Editorial

Des socialistes français épuisés par le pouvoir

Le candidat socialiste Benoît Hamon tiendra dimanche un grand meeting parisien à Bercy. En mettant l’Etat au centre de tout, l’apparatchik du PS devenu frondeur fait toutefois fausse route

En politique, une phrase suffit pour remonter le temps. Lorsque Benoît Hamon s’en est pris, lors de la présentation de son programme jeudi, aux «forces de l’argent» dans la présidentielle française, l’écho de 2012 s’est de nouveau fait entendre.

Ainsi donc, après cinq années d’exercice du pouvoir et alors que la liste des candidats en lice pour l’Elysée sera finalisée ce samedi, les socialistes français ressuscitent l’appel du Bourget de François Hollande. L’actuel président avait, on s’en souvient, désigné alors le «monde de la finance» comme son «véritable adversaire». Une formule que les responsabilités gouvernementales, et les réalités économiques et fiscales, l’avaient ensuite rapidement obligé à rengainer.

Le reste du programme Hamon, que l’intéressé compte marteler ce dimanche lors de son grand meeting parisien de Bercy, démontre combien le pouvoir a épuisé les socialistes français. Aucune ou presque des propositions présidentielles du vainqueur de la primaire du PS n’est applicable en l’état sans creuser encore plus les déficits et les dépenses publiques.

Aussi lucides soient-elles, ses analyses sur l’impasse énergétique et consumériste dans laquelle se trouvent nos sociétés sont assurées de buter sur les réalités nationales ou européennes, qui ne changeront pas d’ici au 7 mai. Le socialisme de Benoît Hamon, alternatif et écologique, est porteur d’un sain débat. Mais en mettant l’Etat au centre de tout, et en rêvant que les entreprises et les banques s’inclineront devant cette vision, le candidat PS, apparatchik d’un parti en déshérence, fait malheureusement fausse route.

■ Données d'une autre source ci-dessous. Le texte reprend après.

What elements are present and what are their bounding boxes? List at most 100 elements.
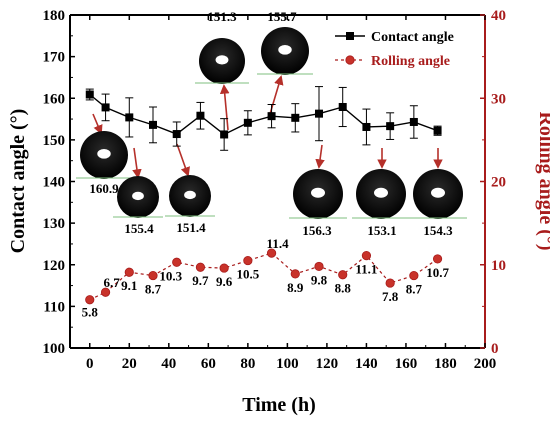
left-y-tick-label: 130	[43, 216, 66, 232]
rolling-angle-point	[148, 270, 158, 281]
right-y-tick-label: 0	[491, 341, 499, 357]
rolling-data-label: 5.8	[82, 305, 99, 320]
droplet-angle-label: 155.7	[267, 9, 297, 24]
left-y-axis-title: Contact angle (°)	[7, 109, 29, 254]
droplet-angle-label: 151.4	[176, 220, 206, 235]
contact-angle-point	[196, 111, 205, 120]
rolling-angle-point	[432, 254, 443, 264]
rolling-angle-point	[266, 248, 277, 258]
rolling-angle-point	[124, 267, 134, 277]
left-y-tick-label: 140	[43, 175, 66, 191]
contact-angle-point	[172, 130, 181, 139]
contact-angle-point	[315, 109, 323, 118]
inset-arrow	[132, 147, 142, 179]
x-tick-label: 120	[316, 356, 339, 372]
droplet-angle-label: 153.1	[367, 223, 396, 238]
legend-contact-marker	[346, 32, 354, 40]
droplet-angle-label: 151.3	[207, 9, 237, 24]
droplet-highlight	[278, 45, 292, 55]
droplet-inset: 151.3	[195, 9, 249, 131]
left-y-tick-label: 150	[43, 133, 66, 149]
droplet-angle-label: 160.9	[89, 181, 119, 196]
x-tick-label: 40	[161, 356, 176, 372]
contact-angle-line	[89, 93, 438, 136]
rolling-angle-point	[385, 278, 395, 288]
rolling-data-label: 9.1	[121, 278, 137, 293]
contact-angle-point	[243, 118, 252, 127]
droplet-insets: 160.9 155.4 151.4 151.3 155.7 156.3 153.1 154.3	[76, 9, 467, 238]
rolling-angle-point	[243, 255, 253, 266]
left-y-tick-label: 110	[43, 299, 65, 315]
droplet-inset: 160.9	[76, 113, 132, 196]
rolling-angle-line	[89, 252, 438, 301]
rolling-angle-point	[361, 250, 372, 261]
inset-arrow	[92, 113, 103, 135]
contact-angle-point	[409, 117, 418, 126]
contact-angle-point	[267, 112, 276, 121]
rolling-angle-point	[100, 287, 111, 297]
rolling-angle-point	[219, 263, 229, 273]
droplet-inset: 155.7	[257, 9, 313, 115]
x-tick-label: 80	[240, 356, 255, 372]
right-y-tick-label: 20	[491, 175, 506, 191]
rolling-angle-point	[338, 270, 348, 280]
droplet-highlight	[97, 149, 111, 159]
rolling-data-label: 10.3	[159, 268, 182, 283]
x-tick-label: 20	[122, 356, 137, 372]
droplet-highlight	[431, 187, 445, 198]
x-axis: 0 20 40 60 80 100 120 140 160 180 200	[86, 15, 496, 372]
right-y-tick-label: 30	[491, 91, 506, 107]
droplet-angle-label: 154.3	[423, 223, 453, 238]
rolling-data-label: 9.7	[192, 273, 209, 288]
droplet-inset: 154.3	[409, 148, 467, 238]
rolling-angle-point	[172, 257, 182, 267]
inset-arrow	[219, 84, 230, 131]
left-y-tick-label: 160	[43, 91, 66, 107]
rolling-data-label: 8.7	[145, 282, 162, 297]
rolling-angle-point	[85, 295, 95, 305]
droplet-inset: 153.1	[352, 148, 410, 238]
contact-angle-point	[433, 126, 442, 135]
legend-rolling-marker	[345, 55, 355, 65]
legend: Contact angle Rolling angle	[335, 30, 454, 69]
x-tick-label: 60	[201, 356, 216, 372]
rolling-angle-point	[290, 269, 300, 279]
contact-angle-point	[101, 103, 110, 112]
legend-rolling-label: Rolling angle	[371, 54, 450, 69]
rolling-data-label: 7.8	[382, 289, 399, 304]
rolling-data-label: 8.9	[287, 280, 304, 295]
droplet-inset: 151.4	[165, 143, 215, 235]
x-tick-label: 180	[434, 356, 457, 372]
x-tick-label: 0	[86, 356, 94, 372]
left-y-axis: 100 110 120 130 140 150 160 170 180	[43, 8, 75, 357]
droplet-highlight	[184, 190, 196, 200]
droplet-inset: 156.3	[289, 144, 347, 238]
rolling-data-label: 10.7	[426, 265, 449, 280]
contact-angle-point	[291, 113, 300, 122]
x-tick-label: 140	[355, 356, 378, 372]
rolling-data-label: 11.1	[355, 262, 377, 277]
contact-angle-point	[125, 113, 134, 122]
droplet-angle-label: 156.3	[302, 223, 332, 238]
left-y-tick-label: 100	[43, 341, 66, 357]
inset-arrow	[315, 144, 325, 169]
rolling-data-label: 8.7	[406, 282, 423, 297]
x-tick-label: 160	[395, 356, 418, 372]
contact-angle-point	[386, 122, 395, 131]
droplet-angle-label: 155.4	[124, 221, 154, 236]
inset-arrow	[176, 143, 190, 177]
rolling-angle-point	[409, 270, 419, 281]
right-y-axis: 0 10 20 30 40	[480, 8, 506, 357]
rolling-data-label: 9.8	[311, 272, 328, 287]
rolling-data-label: 9.6	[216, 274, 233, 289]
rolling-data-label: 6.7	[103, 275, 120, 290]
rolling-angle-point	[314, 261, 324, 272]
contact-angle-point	[85, 90, 94, 99]
rolling-data-label: 8.8	[335, 281, 352, 296]
droplet-highlight	[311, 187, 325, 198]
rolling-data-label: 11.4	[267, 236, 290, 251]
left-y-tick-label: 120	[43, 258, 66, 274]
left-y-tick-label: 170	[43, 50, 66, 66]
left-y-tick-label: 180	[43, 8, 66, 24]
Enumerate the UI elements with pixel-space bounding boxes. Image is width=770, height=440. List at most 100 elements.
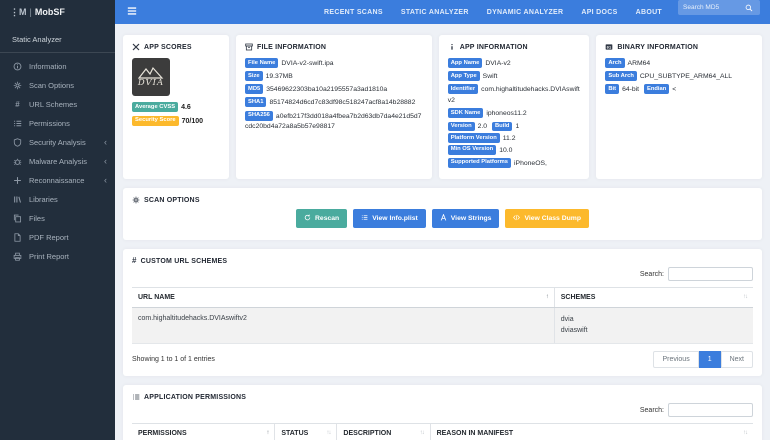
column-header-status[interactable]: STATUS ↑↓: [274, 423, 337, 440]
next-page-button[interactable]: Next: [720, 351, 753, 369]
sort-both-icon: ↑↓: [743, 294, 748, 301]
binary-information-card: 01 BINARY INFORMATION Arch ARM64 Sub Arch…: [596, 35, 762, 180]
sidebar-item-scan-options[interactable]: Scan Options: [0, 76, 115, 95]
scheme-value: dvia: [560, 316, 574, 324]
sha1-badge: SHA1: [245, 97, 267, 108]
nav-about[interactable]: ABOUT: [635, 8, 662, 16]
permissions-table: PERMISSIONS ↑ STATUS ↑↓ DESCRIPTION ↑↓ R…: [132, 423, 753, 440]
app-icon: DVIA: [132, 58, 170, 96]
info-icon: [13, 62, 22, 71]
app-name-badge: App Name: [447, 58, 483, 68]
scheme-value: dviaswift: [560, 326, 588, 334]
app-type-badge: App Type: [447, 71, 480, 82]
version-value: 2.0: [477, 123, 488, 131]
sidebar-item-security-analysis[interactable]: Security Analysis ‹: [0, 133, 115, 152]
sidebar-item-label: Files: [29, 214, 45, 223]
previous-page-button[interactable]: Previous: [653, 351, 699, 369]
file-name-value: DVIA-v2-swift.ipa: [281, 59, 334, 67]
app-information-title: APP INFORMATION: [459, 43, 528, 51]
column-header-reason[interactable]: REASON IN MANIFEST ↑↓: [429, 423, 753, 440]
brand-separator: |: [29, 7, 32, 17]
nav-recent-scans[interactable]: RECENT SCANS: [324, 8, 383, 16]
sort-asc-icon: ↑: [266, 430, 269, 437]
file-information-title: FILE INFORMATION: [257, 43, 327, 51]
identifier-badge: Identifier: [447, 84, 479, 95]
sidebar-item-url-schemes[interactable]: # URL Schemes: [0, 95, 115, 114]
sdk-name-value: iphoneos11.2: [486, 110, 527, 118]
sidebar-item-pdf-report[interactable]: PDF Report: [0, 228, 115, 247]
info-cards-row: APP SCORES DVIA Average CVSS 4.6 Security…: [123, 35, 762, 180]
permissions-title: APPLICATION PERMISSIONS: [144, 393, 247, 401]
url-schemes-table: URL NAME ↑ SCHEMES ↑↓ com.highaltitudeha…: [132, 287, 753, 345]
table-row: com.highaltitudehacks.DVIAswiftv2 dvia d…: [132, 307, 753, 345]
view-info-plist-button[interactable]: View Info.plist: [353, 209, 426, 229]
archive-icon: [245, 43, 253, 51]
sidebar-item-permissions[interactable]: Permissions: [0, 114, 115, 133]
app-scores-card: APP SCORES DVIA Average CVSS 4.6 Security…: [123, 35, 229, 180]
file-pdf-icon: [13, 233, 22, 242]
view-strings-button[interactable]: View Strings: [431, 209, 500, 229]
nav-api-docs[interactable]: API DOCS: [581, 8, 618, 16]
printer-icon: [13, 252, 22, 261]
url-schemes-search-input[interactable]: [668, 267, 753, 282]
sidebar-item-libraries[interactable]: Libraries: [0, 190, 115, 209]
security-score-value: 70/100: [181, 117, 204, 125]
copy-icon: [13, 214, 22, 223]
sidebar-item-label: Scan Options: [29, 81, 75, 90]
md5-badge: MD5: [245, 84, 264, 95]
sidebar-item-label: Print Report: [29, 252, 70, 261]
nav-dynamic-analyzer[interactable]: DYNAMIC ANALYZER: [486, 8, 564, 16]
sha1-value: 85174824d6cd7c83df98c518247acf8a14b28882: [269, 99, 416, 107]
column-header-permissions[interactable]: PERMISSIONS ↑: [132, 423, 275, 440]
page-1-button[interactable]: 1: [698, 351, 721, 369]
file-information-card: FILE INFORMATION File Name DVIA-v2-swift.…: [236, 35, 432, 180]
permissions-search-input[interactable]: [668, 403, 753, 418]
app-scores-title: APP SCORES: [144, 43, 192, 51]
sort-both-icon: ↑↓: [419, 430, 425, 437]
table-info-text: Showing 1 to 1 of 1 entries: [132, 356, 215, 364]
sort-both-icon: ↑↓: [326, 430, 331, 437]
shield-icon: [13, 138, 22, 147]
url-schemes-title: CUSTOM URL SCHEMES: [140, 257, 228, 265]
view-class-dump-button[interactable]: View Class Dump: [505, 209, 589, 229]
endian-value: <: [672, 86, 677, 94]
chevron-left-icon: ‹: [104, 156, 107, 166]
app-type-value: Swift: [482, 72, 498, 80]
scan-options-buttons: Rescan View Info.plist View Strings View…: [132, 207, 753, 232]
md5-search-input[interactable]: [683, 4, 745, 11]
rescan-button[interactable]: Rescan: [296, 209, 348, 229]
brand-name: MobSF: [34, 7, 65, 17]
permissions-card: APPLICATION PERMISSIONS Search: PERMISSI…: [123, 385, 762, 440]
sha256-value: a0efb217f3dd018a4fbea7b2d63db7da4e21d5d7…: [245, 112, 422, 131]
main-content: APP SCORES DVIA Average CVSS 4.6 Security…: [115, 24, 770, 440]
nav-static-analyzer[interactable]: STATIC ANALYZER: [400, 8, 469, 16]
font-icon: [440, 213, 447, 223]
column-header-description[interactable]: DESCRIPTION ↑↓: [336, 423, 431, 440]
chevron-left-icon: ‹: [104, 137, 107, 147]
plus-icon: [13, 176, 22, 185]
build-badge: Build: [491, 121, 513, 132]
arch-value: ARM64: [627, 59, 651, 67]
sidebar-item-print-report[interactable]: Print Report: [0, 247, 115, 266]
mobsf-brand[interactable]: ⋮M | MobSF: [0, 0, 115, 24]
binary-information-title: BINARY INFORMATION: [617, 43, 699, 51]
url-name-cell: com.highaltitudehacks.DVIAswiftv2: [132, 307, 555, 345]
column-header-url-name[interactable]: URL NAME ↑: [132, 287, 555, 309]
sdk-name-badge: SDK Name: [447, 108, 484, 119]
hash-icon: #: [132, 256, 137, 266]
min-os-version-value: 10.0: [499, 146, 513, 154]
sort-both-icon: ↑↓: [743, 430, 748, 437]
sidebar-item-malware-analysis[interactable]: Malware Analysis ‹: [0, 152, 115, 171]
tools-icon: [132, 43, 140, 51]
sidebar-toggle-button[interactable]: [115, 0, 149, 24]
sidebar-item-files[interactable]: Files: [0, 209, 115, 228]
refresh-icon: [304, 214, 311, 223]
column-header-schemes[interactable]: SCHEMES ↑↓: [553, 287, 753, 309]
sidebar-item-information[interactable]: Information: [0, 57, 115, 76]
gear-icon: [132, 196, 140, 204]
app-name-value: DVIA-v2: [485, 59, 511, 67]
mobsf-logo-icon: ⋮M: [10, 6, 27, 17]
search-icon[interactable]: [745, 0, 753, 17]
sidebar-item-reconnaissance[interactable]: Reconnaissance ‹: [0, 171, 115, 190]
version-badge: Version: [447, 121, 475, 132]
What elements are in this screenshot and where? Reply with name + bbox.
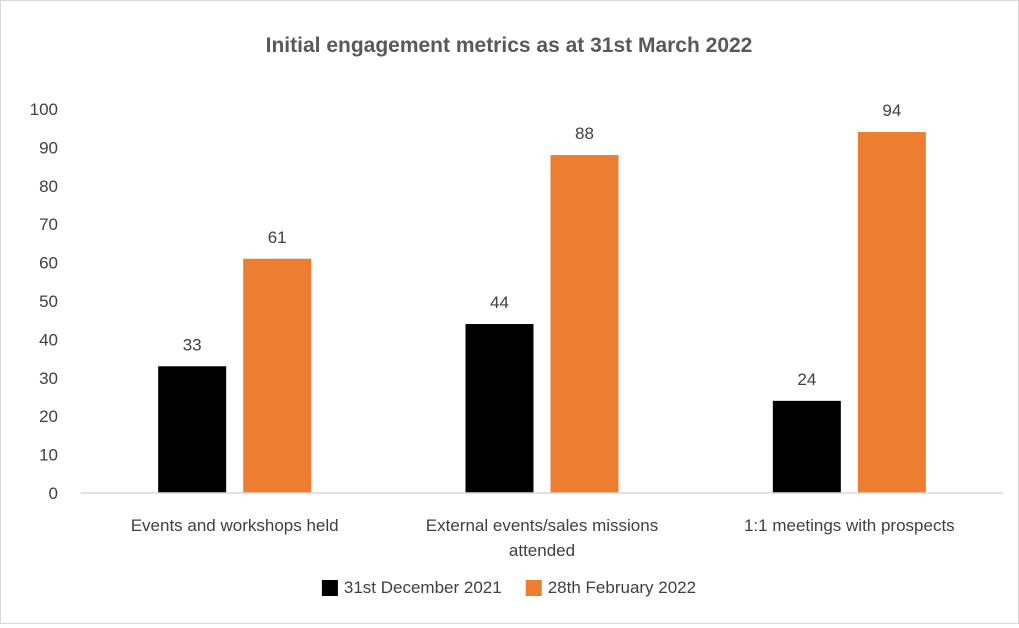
category-label: Events and workshops held [131,516,339,535]
y-axis: 0 10 20 30 40 50 60 70 80 90 100 [30,100,58,503]
data-labels: 33 61 44 88 24 94 [183,101,902,389]
legend-item: 28th February 2022 [525,578,696,597]
bars [158,132,926,494]
legend: 31st December 2021 28th February 2022 [321,578,696,597]
data-label: 24 [797,370,816,389]
bar-series-1 [772,400,841,493]
category-label: attended [509,541,575,560]
bar-series-2 [243,258,312,493]
y-tick-label: 20 [39,407,58,426]
legend-item: 31st December 2021 [321,578,502,597]
y-tick-label: 10 [39,446,58,465]
y-tick-label: 90 [39,138,58,157]
bar-series-1 [465,324,534,493]
chart-title: Initial engagement metrics as at 31st Ma… [266,34,753,57]
legend-label: 31st December 2021 [344,578,502,597]
data-label: 61 [268,228,287,247]
legend-label: 28th February 2022 [548,578,696,597]
y-tick-label: 50 [39,292,58,311]
y-tick-label: 60 [39,254,58,273]
category-labels: Events and workshops held External events… [131,516,955,560]
legend-swatch [321,580,338,596]
y-tick-label: 70 [39,215,58,234]
bar-series-2 [857,132,926,494]
category-label: External events/sales missions [426,516,658,535]
y-tick-label: 30 [39,369,58,388]
y-tick-label: 40 [39,330,58,349]
data-label: 88 [575,124,594,143]
data-label: 33 [183,335,202,354]
bar-series-1 [158,366,227,493]
y-tick-label: 0 [49,484,58,503]
legend-swatch [525,580,542,596]
y-tick-label: 100 [30,100,58,119]
bar-series-2 [550,155,619,493]
category-label: 1:1 meetings with prospects [744,516,955,535]
y-tick-label: 80 [39,177,58,196]
data-label: 94 [882,101,901,120]
data-label: 44 [490,293,509,312]
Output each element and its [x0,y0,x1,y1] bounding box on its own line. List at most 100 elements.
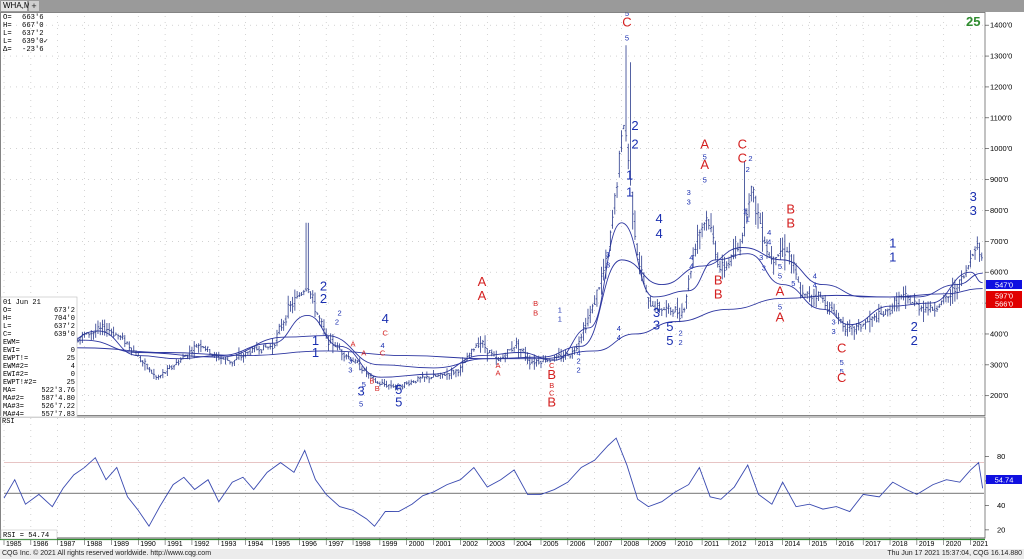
wave-label: A [478,288,487,303]
wave-label: 2 [679,338,683,347]
svg-text:L=: L= [3,30,12,38]
wave-label: 5 [666,333,673,348]
wave-label: 5 [791,279,795,288]
wave-label: 2 [748,154,752,163]
year-label: 2014 [785,541,801,548]
svg-text:673'2: 673'2 [54,307,75,315]
rsi-readout-box [0,529,58,540]
wave-label: C [549,361,555,370]
price-tick-label: 200'0 [990,391,1008,400]
price-tick-label: 300'0 [990,360,1008,369]
wave-label: 3 [687,188,691,197]
wave-label: 4 [656,226,663,241]
svg-text:EWI=: EWI= [3,347,20,355]
svg-text:O=: O= [3,307,11,315]
year-label: 1986 [33,541,49,548]
year-label: 1998 [355,541,371,548]
year-label: 1991 [167,541,183,548]
rsi-tick-label: 20 [997,525,1005,534]
wave-label: 1 [558,315,562,324]
year-label: 2006 [570,541,586,548]
wave-label: B [786,202,795,217]
wave-label: 3 [970,203,977,218]
price-tick-label: 1200'0 [990,82,1012,91]
timestamp-text: Thu Jun 17 2021 15:37:04, CQG 16.14.880 [887,550,1022,557]
wave-label: 5 [778,271,782,280]
year-label: 2019 [919,541,935,548]
year-label: 2002 [462,541,478,548]
wave-count-label: 25 [966,14,980,29]
year-label: 2001 [436,541,452,548]
wave-label: 1 [312,345,319,360]
year-label: 1988 [87,541,103,548]
year-label: 1999 [382,541,398,548]
wave-label: 3 [348,366,352,375]
wave-label: A [351,339,356,348]
add-tab-button[interactable]: + [29,1,39,11]
wave-label: 4 [689,262,693,271]
svg-text:25: 25 [67,379,75,387]
wave-label: 4 [689,253,693,262]
wave-label: A [776,283,785,298]
svg-text:637'2: 637'2 [22,30,44,38]
wave-label: 4 [813,281,817,290]
wave-label: 5 [395,382,402,397]
wave-label: 4 [617,324,621,333]
wave-label: 2 [576,356,580,365]
rsi-readout: RSI = 54.74 [3,532,49,540]
year-label: 1987 [60,541,76,548]
year-label: 2017 [865,541,881,548]
rsi-value-badge-text: 54.74 [995,476,1014,485]
svg-text:-23'6: -23'6 [22,46,44,54]
wave-label: 2 [679,329,683,338]
svg-text:EWI#2=: EWI#2= [3,371,28,379]
rsi-label: RSI [2,418,15,426]
svg-text:L=: L= [3,38,12,46]
year-label: 1992 [194,541,210,548]
rsi-line [3,437,984,528]
wave-label: 4 [380,341,384,350]
price-badges: 547'0 597'0 566'0 [986,280,1022,309]
wave-label: 4 [767,237,771,246]
wave-label: 4 [382,311,389,326]
wave-label: 3 [348,356,352,365]
wave-label: 5 [703,153,707,162]
year-label: 2010 [677,541,693,548]
wave-label: 3 [357,384,364,399]
svg-text:526'7.22: 526'7.22 [41,403,75,411]
year-label: 2021 [973,541,989,548]
wave-label: 3 [687,197,691,206]
svg-text:0: 0 [71,347,75,355]
wave-label: 5 [666,319,673,334]
wave-label: 3 [970,189,977,204]
rsi-tick-label: 80 [997,452,1005,461]
svg-text:MA#4=: MA#4= [3,411,24,419]
year-label: 1996 [301,541,317,548]
info-panel: 01 Jun 21 O= 673'2 H= 704'0 L= 637'2 C= 639'… [0,296,78,419]
wave-label: 2 [631,137,638,152]
svg-text:587'4.80: 587'4.80 [41,395,75,403]
year-label: 2003 [489,541,505,548]
wave-label: 5 [625,12,629,18]
svg-text:H=: H= [3,315,11,323]
svg-text:704'0: 704'0 [54,315,75,323]
wave-label: 1 [889,236,896,251]
price-tick-label: 1000'0 [990,144,1012,153]
year-label: 1989 [113,541,129,548]
price-panel-border [0,12,986,416]
svg-text:522'3.76: 522'3.76 [41,387,75,395]
svg-text:EWM=: EWM= [3,339,20,347]
svg-text:01 Jun 21: 01 Jun 21 [3,299,41,307]
wave-label: 2 [911,319,918,334]
svg-text:EWPT!#2=: EWPT!#2= [3,379,37,387]
status-footer: CQG Inc. © 2021 All rights reserved worl… [0,549,1024,559]
tab-wheat-monthly[interactable]: WHA,M [1,1,31,11]
wave-label: 3 [653,317,660,332]
wave-label: 2 [631,118,638,133]
svg-text:547'0: 547'0 [995,281,1013,290]
rsi-tick-label: 40 [997,501,1005,510]
wave-label: B [533,299,538,308]
wave-label: B [369,376,374,385]
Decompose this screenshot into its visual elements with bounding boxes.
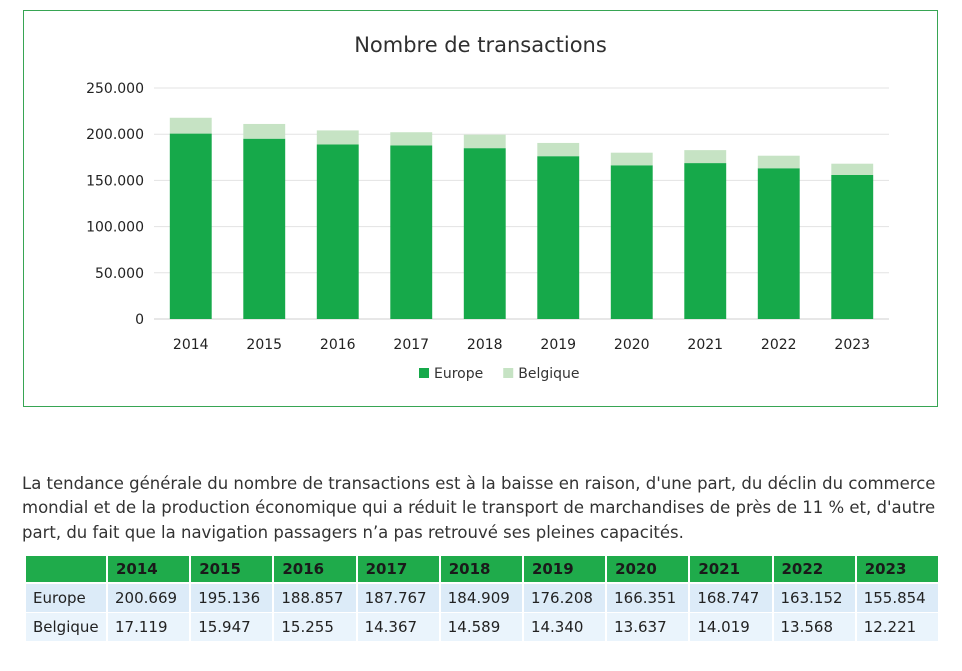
table-cell: 166.351 (607, 584, 689, 613)
y-tick-label: 0 (135, 312, 144, 328)
table-cell: 184.909 (440, 584, 522, 613)
bar-europe-2020 (610, 165, 653, 319)
table-header-cell: 2016 (274, 556, 356, 584)
bar-belgique-2018 (463, 134, 506, 149)
table-row-label: Belgique (26, 613, 106, 642)
table-cell: 155.854 (856, 584, 938, 613)
table-header-cell: 2022 (773, 556, 855, 584)
table-row-belgique: Belgique 17.119 15.947 15.255 14.367 14.… (26, 613, 938, 642)
bar-belgique-2021 (684, 150, 727, 164)
table-header-cell: 2021 (690, 556, 772, 584)
table-header-cell: 2014 (108, 556, 190, 584)
bar-belgique-2020 (610, 152, 653, 166)
x-tick-label: 2017 (393, 337, 429, 353)
bar-europe-2023 (831, 174, 874, 319)
table-cell: 14.340 (523, 613, 606, 642)
bar-belgique-2022 (757, 155, 800, 169)
bar-belgique-2015 (243, 123, 286, 139)
table-cell: 15.947 (191, 613, 273, 642)
x-tick-label: 2014 (173, 337, 209, 353)
bar-europe-2022 (757, 168, 800, 319)
table-cell: 15.255 (274, 613, 356, 642)
table-cell: 168.747 (690, 584, 772, 613)
table-cell: 187.767 (357, 584, 439, 613)
table-header-cell: 2023 (856, 556, 938, 584)
table-header-row: 2014 2015 2016 2017 2018 2019 2020 2021 … (26, 556, 938, 584)
y-tick-label: 100.000 (86, 220, 144, 236)
stacked-bar-chart: 0 50.000 100.000 150.000 200.000 250.000 2014 2… (86, 81, 889, 382)
table-cell: 13.637 (607, 613, 689, 642)
legend-swatch-belgique (503, 368, 514, 378)
description-paragraph: La tendance générale du nombre de transa… (22, 473, 936, 542)
table-row-label: Europe (26, 584, 106, 613)
table-cell: 200.669 (108, 584, 190, 613)
bar-belgique-2014 (169, 117, 212, 134)
table-header-cell: 2019 (523, 556, 606, 584)
x-tick-label: 2016 (320, 337, 356, 353)
table-cell: 163.152 (773, 584, 855, 613)
legend-swatch-europe (419, 368, 429, 378)
table-header-cell: 2018 (440, 556, 522, 584)
x-tick-label: 2018 (467, 337, 503, 353)
bar-europe-2015 (243, 138, 286, 319)
table-cell: 188.857 (274, 584, 356, 613)
table-cell: 14.367 (357, 613, 439, 642)
bar-europe-2021 (684, 163, 727, 319)
table-cell: 17.119 (108, 613, 190, 642)
bar-europe-2017 (390, 145, 433, 319)
table-cell: 13.568 (773, 613, 855, 642)
legend-label-belgique: Belgique (518, 366, 579, 382)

La réalité est que l’exercice du pouvoir a épuisé les socialistes français. Ce quinquennat non seulement les a divisés – au point que beaucoup d’élus et d’anciens ministres regardent aujourd’hui du côté d’Emmanuel Macron –, mais il a aussi figé le débat à gauche. Les «frondeurs» quinquagénaires ont mené une guerre de tranchées. Les Verts ont implosé. La gauche radicale défendue par Jean-Luc Mélenchon s’est bunkérisée dans son rêve révolutionnaire.

Cette voie-là, sauf énorme surprise, ne peut que conduire à une défaite annoncée. Car elle ignore une nouvelle donne. Pour porter des idées neuves – et Benoît Hamon en défend plusieurs fort intéressantes sur la robotisation de l’économie ou la protection des biens communs –, les électeurs font de moins en moins confiance aux partis et aux appareils. Tandis que les jeunes générations, elles, sont beaucoup plus libérales dans l’âme et ne raisonnent plus à partir de l’Etat.

Aux Pays-Bas, l’émergence du nouveau leader écologiste de gauche Jesse Klaver, 30 ans, lors des récentes législatives illustre cette brèche. Plutôt que de repeindre en vert leurs vieux discours anti-finance et étatistes, les socialistes français feraient bien de s’en inspirer.